Lorsque le principe dynastique a perdu sa légitimité, l'idée que le pouvoir doit émaner du peuple est devenue à la mode. La légitimation de l'État en est venue à être conférée par une communauté abstraite, la nation.
Des militaires brésiliens ont présenté ces derniers jours un « projet de nation ». Ils n'ont pas réalisé l'illégalité perpétrée. Ils ont énuméré des propositions sinistres, sans une once d'amour pour le peuple. Ils se sont prosternés devant les riches et les puissants. Ils ont ignoré les principes constitutionnels.
Je ne m'en tiendrai pas ici au festival des horreurs exposées. C'est une proposition nostalgique de l'époque coloniale sombre. Je m'inscris que je n'ai pas trouvé de nouvelles. La plupart des éléments répertoriés sont en cours. Certains, même avec le soutien de la gauche sans méfiance, comme celle qui entend, par le biais des « écoles civico-militaires », convertir les enfants en janissaires.
Je me concentre sur une question fondamentale : comment les militaires obtiennent-ils le pouvoir de dicter le cours de la société ? Ils le font en toute impunité depuis qu'ils ont ordonné à Pedro II de mourir à l'extérieur de la maison.
La pétulance ne découle pas seulement de la possession d'armes à feu. La violence doit être recouverte de justifications « nobles ». La permissivité des militaires a lesté dans l'appareil d'État et dans la fragilité des réactions populaires.

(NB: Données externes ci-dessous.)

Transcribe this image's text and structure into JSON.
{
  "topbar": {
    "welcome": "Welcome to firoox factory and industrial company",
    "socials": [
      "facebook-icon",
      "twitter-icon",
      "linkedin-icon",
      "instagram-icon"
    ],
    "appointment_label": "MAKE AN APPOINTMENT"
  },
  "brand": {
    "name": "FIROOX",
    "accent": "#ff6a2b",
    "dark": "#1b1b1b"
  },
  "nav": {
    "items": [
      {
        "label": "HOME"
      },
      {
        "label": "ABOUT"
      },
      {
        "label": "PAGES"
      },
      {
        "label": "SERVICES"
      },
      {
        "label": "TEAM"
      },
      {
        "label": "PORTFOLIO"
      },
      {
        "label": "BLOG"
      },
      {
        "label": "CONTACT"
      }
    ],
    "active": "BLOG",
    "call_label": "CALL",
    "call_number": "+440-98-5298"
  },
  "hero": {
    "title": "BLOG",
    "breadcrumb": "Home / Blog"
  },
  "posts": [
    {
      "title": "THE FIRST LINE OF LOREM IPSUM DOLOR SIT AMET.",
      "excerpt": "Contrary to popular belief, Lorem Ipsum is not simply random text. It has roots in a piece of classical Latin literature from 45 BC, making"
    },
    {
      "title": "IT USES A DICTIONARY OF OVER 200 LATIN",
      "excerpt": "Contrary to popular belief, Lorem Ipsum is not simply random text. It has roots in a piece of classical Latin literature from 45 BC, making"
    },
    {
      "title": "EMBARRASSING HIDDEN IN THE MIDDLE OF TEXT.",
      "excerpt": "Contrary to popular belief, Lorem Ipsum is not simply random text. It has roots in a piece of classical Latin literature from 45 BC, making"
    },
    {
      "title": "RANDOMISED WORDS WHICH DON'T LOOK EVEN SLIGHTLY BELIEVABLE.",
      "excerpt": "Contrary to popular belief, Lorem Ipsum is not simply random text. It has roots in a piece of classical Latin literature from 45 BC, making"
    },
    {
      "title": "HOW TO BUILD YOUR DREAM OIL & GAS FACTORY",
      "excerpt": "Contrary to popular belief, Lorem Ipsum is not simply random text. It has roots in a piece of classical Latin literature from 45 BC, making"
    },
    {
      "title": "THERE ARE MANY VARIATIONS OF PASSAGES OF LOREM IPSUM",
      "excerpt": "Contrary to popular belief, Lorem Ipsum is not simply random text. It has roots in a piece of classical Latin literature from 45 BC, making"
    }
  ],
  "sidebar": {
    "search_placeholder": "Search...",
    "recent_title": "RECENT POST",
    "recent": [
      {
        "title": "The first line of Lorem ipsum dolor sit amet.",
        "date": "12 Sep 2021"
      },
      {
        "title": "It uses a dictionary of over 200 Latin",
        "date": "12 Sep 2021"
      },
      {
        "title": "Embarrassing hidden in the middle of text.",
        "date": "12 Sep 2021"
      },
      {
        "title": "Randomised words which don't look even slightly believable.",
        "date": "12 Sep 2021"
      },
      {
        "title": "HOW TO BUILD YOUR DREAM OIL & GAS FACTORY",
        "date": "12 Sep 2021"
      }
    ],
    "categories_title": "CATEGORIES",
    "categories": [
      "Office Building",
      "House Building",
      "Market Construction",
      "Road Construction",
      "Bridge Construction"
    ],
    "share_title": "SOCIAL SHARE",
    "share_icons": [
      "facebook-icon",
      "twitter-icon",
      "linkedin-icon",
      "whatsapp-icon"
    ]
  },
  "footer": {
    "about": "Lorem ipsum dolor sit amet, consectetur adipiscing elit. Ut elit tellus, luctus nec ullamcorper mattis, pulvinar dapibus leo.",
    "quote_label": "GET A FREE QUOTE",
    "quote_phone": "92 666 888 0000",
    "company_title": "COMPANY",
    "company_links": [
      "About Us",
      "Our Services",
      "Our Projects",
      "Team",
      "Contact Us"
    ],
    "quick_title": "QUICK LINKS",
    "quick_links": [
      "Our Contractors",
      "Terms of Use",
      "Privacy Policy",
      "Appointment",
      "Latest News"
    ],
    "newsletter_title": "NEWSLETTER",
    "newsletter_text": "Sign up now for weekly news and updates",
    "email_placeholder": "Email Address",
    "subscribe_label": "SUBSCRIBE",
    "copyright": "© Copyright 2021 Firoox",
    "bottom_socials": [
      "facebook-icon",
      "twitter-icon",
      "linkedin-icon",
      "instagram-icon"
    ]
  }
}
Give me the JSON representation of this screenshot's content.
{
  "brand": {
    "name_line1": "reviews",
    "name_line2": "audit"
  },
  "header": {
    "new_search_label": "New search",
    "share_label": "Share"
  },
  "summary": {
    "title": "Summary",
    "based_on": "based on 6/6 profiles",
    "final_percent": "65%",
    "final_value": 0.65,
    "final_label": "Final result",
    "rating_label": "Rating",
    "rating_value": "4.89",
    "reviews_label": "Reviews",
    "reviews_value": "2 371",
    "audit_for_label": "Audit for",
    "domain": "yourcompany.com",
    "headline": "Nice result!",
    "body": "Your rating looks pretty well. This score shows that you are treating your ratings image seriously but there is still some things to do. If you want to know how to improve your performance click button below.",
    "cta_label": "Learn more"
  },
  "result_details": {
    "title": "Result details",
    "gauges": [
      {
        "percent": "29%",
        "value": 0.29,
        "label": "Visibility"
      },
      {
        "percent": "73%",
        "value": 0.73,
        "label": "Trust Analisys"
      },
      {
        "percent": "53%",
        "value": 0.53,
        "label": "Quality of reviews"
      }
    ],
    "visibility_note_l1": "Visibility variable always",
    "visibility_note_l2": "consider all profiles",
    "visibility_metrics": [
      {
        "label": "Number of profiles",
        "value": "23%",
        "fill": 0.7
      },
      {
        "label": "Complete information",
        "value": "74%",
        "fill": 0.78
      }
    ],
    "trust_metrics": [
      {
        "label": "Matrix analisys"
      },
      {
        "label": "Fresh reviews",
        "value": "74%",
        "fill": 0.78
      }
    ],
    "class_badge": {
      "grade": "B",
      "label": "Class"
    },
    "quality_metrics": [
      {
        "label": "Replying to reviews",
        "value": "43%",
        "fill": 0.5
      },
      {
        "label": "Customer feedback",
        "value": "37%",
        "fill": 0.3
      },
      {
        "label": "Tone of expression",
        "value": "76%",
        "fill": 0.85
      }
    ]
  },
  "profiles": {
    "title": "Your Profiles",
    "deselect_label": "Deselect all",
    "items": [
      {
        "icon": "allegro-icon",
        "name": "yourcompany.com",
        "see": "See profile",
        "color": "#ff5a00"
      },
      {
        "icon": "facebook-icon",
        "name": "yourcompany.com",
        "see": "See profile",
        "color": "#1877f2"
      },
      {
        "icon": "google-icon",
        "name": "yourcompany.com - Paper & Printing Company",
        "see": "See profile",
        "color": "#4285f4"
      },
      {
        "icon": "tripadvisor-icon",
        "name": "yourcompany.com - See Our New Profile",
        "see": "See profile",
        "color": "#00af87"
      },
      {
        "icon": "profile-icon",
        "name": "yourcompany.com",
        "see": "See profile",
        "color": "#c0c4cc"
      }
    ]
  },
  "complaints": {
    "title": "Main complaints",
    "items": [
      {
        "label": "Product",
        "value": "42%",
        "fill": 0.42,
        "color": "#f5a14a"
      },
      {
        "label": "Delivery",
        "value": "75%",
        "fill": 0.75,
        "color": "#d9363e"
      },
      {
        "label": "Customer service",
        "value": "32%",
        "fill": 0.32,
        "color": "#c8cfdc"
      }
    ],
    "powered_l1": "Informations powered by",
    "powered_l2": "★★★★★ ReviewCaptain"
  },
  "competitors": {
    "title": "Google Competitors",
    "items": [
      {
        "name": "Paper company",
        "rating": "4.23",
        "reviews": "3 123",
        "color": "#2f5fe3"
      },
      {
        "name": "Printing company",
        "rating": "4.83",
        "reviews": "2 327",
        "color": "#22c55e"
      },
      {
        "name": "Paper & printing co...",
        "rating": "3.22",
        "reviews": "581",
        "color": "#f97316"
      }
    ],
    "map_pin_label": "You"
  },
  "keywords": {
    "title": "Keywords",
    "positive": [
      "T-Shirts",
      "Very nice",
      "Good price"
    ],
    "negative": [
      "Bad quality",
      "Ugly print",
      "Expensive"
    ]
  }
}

L'État brésilien est né dominé par quelques-uns. C'est patriarcal et raciste. Tenir la société à distance. Elle n'a jamais aspiré à une souveraineté effective, elle a toujours obéi aux seigneurs du monde. Il a créé des instruments de force qui correspondent à ses desseins. Les sociétés armées dépeignent leur nature.
La société, à son tour, n'a jamais été mobilisée pour changer l'État. Combat ponctuellement les aspects de sa domination perverse. La dernière Assemblée constituante a fait l'éloge de la citoyenneté, mais n'a pas changé l'État. Elle a laissé intacts les dispositifs fondamentaux de soumission de la société. Les instruments de force sont restés avec leurs rôles traditionnels. Dans le cas des corporations militaires, le dilemme existentiel d'agir en tant que police et en tant que défense externe est resté intact.
La Charte attribuait aux militaires la mission de défendre la patrie, c'est-à-dire la nation. Par ces termes, il est possible de désigner à la fois l'État et la société. L'expression « État national » est encore plus astucieuse : elle désigne une domination sur la société exercée avec son consentement.
La nation n'a jamais été conceptualisée de manière convaincante. Ernest Renan a dit que ce serait un «choix de tous les jours»; Otto Bauer a déclaré que ce serait une communauté unie par la promesse d'un destin commun pour tous. Benedict Anderson a dit que ce serait une « communauté imaginaire »…
La nation est mystérieuse et charmante car elle fait référence au passé lointain et à l'avenir inconnu. Les scélérats et les honnêtes gens parlent au nom de cette communauté pour laquelle les gens tuent et meurent.
Après Mussolini, Hitler et Franco, le « nationalisme » est devenu une chose laide en Europe, mais dans les terres colonisées par les Européens, il a persisté vertueusement. Gauche et droite se proclament nationalistes. Il est plus que temps que nous comprenions que l'État n'est pas une nation. La nation est la société. Les armes armées de l'État n'expriment pas la volonté collective. Ils expriment les intentions d'un État qui, tout en maintenant l'héritage colonial, attaque la société.
Tant que la confusion conceptuelle prévaudra, les pédantocrates en uniforme, comme on disait à l'époque où ceux du rang chassaient l'Empereur, tenteront de s'emparer des destinées du peuple.
Ils rédigeront des « projets nationaux » et dicteront des « objectifs nationaux ». Ils usurperont la souveraineté populaire sans crainte d'aller en prison.
* Manuel Domingos Neto est un professeur à la retraite de l'UFC/UFF, ancien président de l'Association brésilienne des études de défense (ABED) et ancien vice-président du CNPq.